If someone does not like cilantro is either not from Texas, a yankee or raised yankee. J/J... My wife did not like it when we 1st married but she has a mama from Chicago and a daddy from New York. It has taken me 20yrs show her what food is suppose to taste like.

Whats not to like? Its a great herb and adds balance to many dishes. TexMex would not be the same with out it nor Vietnamese.


----------



## LLuna (Jun 18, 2013)

I like it, as long as they do not put too much...


----------



## LLuna (Jun 18, 2013)

They are probably putting too much of it in the dish. Just like salt, you can add too much and you can't eat it. Gross...anyhow, just have to find the right balance and it's great!


----------



## JMACHALA (Apr 16, 2011)

Can't stand it!! 

It TASTES like the SMELL of a stink bug!!


----------



## Razzorduck (Oct 14, 2005)

I tolerate now but you won't find it in my kitchen.


----------



## cva34 (Dec 22, 2008)

w_r_ranch said:


> We like it & use it a lot when cooking mexican or tex-mex. I use it in my pinto beans all the time.


We too,,, like wrr said + Chinese


----------



## Captain Dave (Jul 19, 2006)

Luv it Grow it Cook it Smoke it .. Ceveeeche, Cilantro Tequila Cheeken, in soups, tacos, salads, Oils, salsa's.. It just goes on and on...

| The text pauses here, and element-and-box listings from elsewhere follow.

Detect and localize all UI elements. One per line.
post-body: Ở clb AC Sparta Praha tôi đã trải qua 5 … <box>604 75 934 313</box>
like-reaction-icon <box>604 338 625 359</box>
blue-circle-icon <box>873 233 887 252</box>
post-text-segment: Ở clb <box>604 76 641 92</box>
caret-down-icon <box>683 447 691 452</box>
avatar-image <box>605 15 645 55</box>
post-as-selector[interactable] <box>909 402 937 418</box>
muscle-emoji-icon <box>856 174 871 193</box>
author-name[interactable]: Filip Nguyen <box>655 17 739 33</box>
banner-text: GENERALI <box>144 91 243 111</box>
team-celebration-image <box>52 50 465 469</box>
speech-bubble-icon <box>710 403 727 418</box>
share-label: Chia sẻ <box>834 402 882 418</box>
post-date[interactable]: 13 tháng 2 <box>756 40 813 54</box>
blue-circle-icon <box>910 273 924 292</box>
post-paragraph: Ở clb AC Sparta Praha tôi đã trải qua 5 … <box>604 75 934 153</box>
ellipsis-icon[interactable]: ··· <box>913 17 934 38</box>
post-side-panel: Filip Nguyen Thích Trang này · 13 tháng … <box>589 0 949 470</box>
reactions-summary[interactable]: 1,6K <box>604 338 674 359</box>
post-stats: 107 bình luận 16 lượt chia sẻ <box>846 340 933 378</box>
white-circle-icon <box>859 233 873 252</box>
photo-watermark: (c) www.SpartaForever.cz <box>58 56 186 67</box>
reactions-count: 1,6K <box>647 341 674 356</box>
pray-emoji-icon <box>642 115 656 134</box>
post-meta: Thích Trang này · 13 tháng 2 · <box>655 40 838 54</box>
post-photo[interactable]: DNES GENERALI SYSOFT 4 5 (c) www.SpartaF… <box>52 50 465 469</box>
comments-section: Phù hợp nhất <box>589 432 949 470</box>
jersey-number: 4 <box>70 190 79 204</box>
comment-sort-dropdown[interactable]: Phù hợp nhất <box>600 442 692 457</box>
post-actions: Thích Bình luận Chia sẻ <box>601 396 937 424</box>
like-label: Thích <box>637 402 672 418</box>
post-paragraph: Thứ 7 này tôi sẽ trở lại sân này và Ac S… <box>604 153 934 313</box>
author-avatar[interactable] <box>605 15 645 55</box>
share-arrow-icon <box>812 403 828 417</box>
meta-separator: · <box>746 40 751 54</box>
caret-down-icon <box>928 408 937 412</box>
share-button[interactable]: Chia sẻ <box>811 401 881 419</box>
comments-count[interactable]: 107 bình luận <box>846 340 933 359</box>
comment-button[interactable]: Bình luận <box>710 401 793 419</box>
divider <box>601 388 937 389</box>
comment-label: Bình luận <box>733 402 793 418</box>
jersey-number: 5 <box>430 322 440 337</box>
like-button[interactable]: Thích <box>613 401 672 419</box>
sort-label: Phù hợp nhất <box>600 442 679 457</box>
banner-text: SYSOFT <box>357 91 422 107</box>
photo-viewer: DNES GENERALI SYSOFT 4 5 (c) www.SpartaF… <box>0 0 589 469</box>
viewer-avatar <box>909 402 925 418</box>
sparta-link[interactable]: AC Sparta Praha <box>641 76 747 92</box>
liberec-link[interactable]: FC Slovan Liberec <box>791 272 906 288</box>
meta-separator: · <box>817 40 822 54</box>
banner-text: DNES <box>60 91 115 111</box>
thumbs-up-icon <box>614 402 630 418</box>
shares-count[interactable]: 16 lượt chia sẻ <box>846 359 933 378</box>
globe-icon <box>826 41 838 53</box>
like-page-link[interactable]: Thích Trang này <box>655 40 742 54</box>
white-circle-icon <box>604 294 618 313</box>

The girls at the check out counter dont seem to mind and it acts like an aphrodisiac..lol

Just use the right amount ... ANd usally at the end of the cooking / prep process. If you dont like it.. Thats fine too. Im sure something you like that I dont..lol . No worries

http://2coolfishing.com/ttmbforum/showthread.php?t=502169


----------



## MattRez (Mar 19, 2013)

i'm hispanic and i can't stand it. To me it tastes like soap.


----------



## Fish_On! (May 25, 2012)

MattRez said:


> i'm hispanic and i can't stand it. To me it tastes like soap.


X 2


----------